One new group that believes strongly in the involvement of local citizens and governments in park planning is the Residents' Committee to Protect the Adirondacks, a two-year-old grass-roots group of 1,400 members. The group wants to protect the park but also to promote selective, positive economic development within it. APA director Glennon calls the group the most significant political development in the Adirondacks in 20 years.

"We feel a lot of the answers to the problem of what's happening on the park's private land could be solved by local government and local planning," says Dan Ling, the committee's red-bearded executive director. "Unfortunately they're not solving them. Therefore we think the state has a legitimate interest and right to try to do something. Once a vast area is subdivided and developed, it's forever. There's no going back."
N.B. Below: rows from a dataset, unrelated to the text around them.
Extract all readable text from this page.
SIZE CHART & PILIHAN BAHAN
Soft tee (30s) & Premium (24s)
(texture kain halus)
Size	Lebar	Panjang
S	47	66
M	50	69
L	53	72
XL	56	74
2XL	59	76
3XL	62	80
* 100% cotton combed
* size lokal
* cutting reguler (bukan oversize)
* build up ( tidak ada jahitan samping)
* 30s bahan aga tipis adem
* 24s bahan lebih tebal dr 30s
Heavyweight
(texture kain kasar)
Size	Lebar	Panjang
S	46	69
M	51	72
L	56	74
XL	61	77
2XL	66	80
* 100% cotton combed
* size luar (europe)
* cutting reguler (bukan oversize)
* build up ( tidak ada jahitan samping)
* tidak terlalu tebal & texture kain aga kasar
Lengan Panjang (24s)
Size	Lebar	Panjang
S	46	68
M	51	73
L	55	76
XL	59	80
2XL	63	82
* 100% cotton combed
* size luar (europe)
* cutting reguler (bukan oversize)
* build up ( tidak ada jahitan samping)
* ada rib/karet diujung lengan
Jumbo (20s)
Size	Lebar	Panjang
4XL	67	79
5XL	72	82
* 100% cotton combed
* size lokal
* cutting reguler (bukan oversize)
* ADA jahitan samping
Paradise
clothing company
The Adirondacks Council also recently stretched its traditional role to successfully lobby the APA for approval of an economic development project in the northeast section of the park.

"Our organization is not opposed to development per se," explains Gary Randorf, past executive director of the Council and now a part-time staffer. "We're concerned about the density and where development is placed.... If it's not done carefully and in the right place, it ends up costing localities more money than the tax revenues that are generated."

Despite such signs of growing moderation, it is by no means clear that a new legislative effort to tighten controls on private land development in the Adirondacks will succeed. New York's Democratic-controlled Assembly favors the move. The GOP-led Senate is unenthusiastic.

Virtually everyone agrees that stronger measures to protect shorelines, omitted in the 1971 Rockefeller legislation as part of a political compromise, are needed.

"I think if there's any consensus, it's that shorelines then were bequeathed to developers on a silver platter," says Glennon.

Beyond that, however, there is little agreement. Mr. Flacke, for instance, insists that no one footage figure from the shore for allowable construction should apply to every body of water in the park. The subject needs much further study, he says.

Yet the Residents' Committee's director Ling, who spent much of his time hiking, canoeing, and fishing in the Adirondacks as he was growing up, says that widespread development in many of the areas since then includes an "ugly" metal boat house built on Indian Lake, just where he used to put his canoe into the water. "That whole part of the lake is now completely transformed visually - just from one person doing that," he says. "There is no control - it's really a shame."

But Ling says he is optimistic that a "new era" is beginning in the Adirondacks Park. "I think people are communicating more, and there's going to be a lot more shared decision-making.... It's time we looked at issues constructively to see where we all stand rather than simply throwing insults at each other.... It's been so polarized and politicized that solutions were really not possible."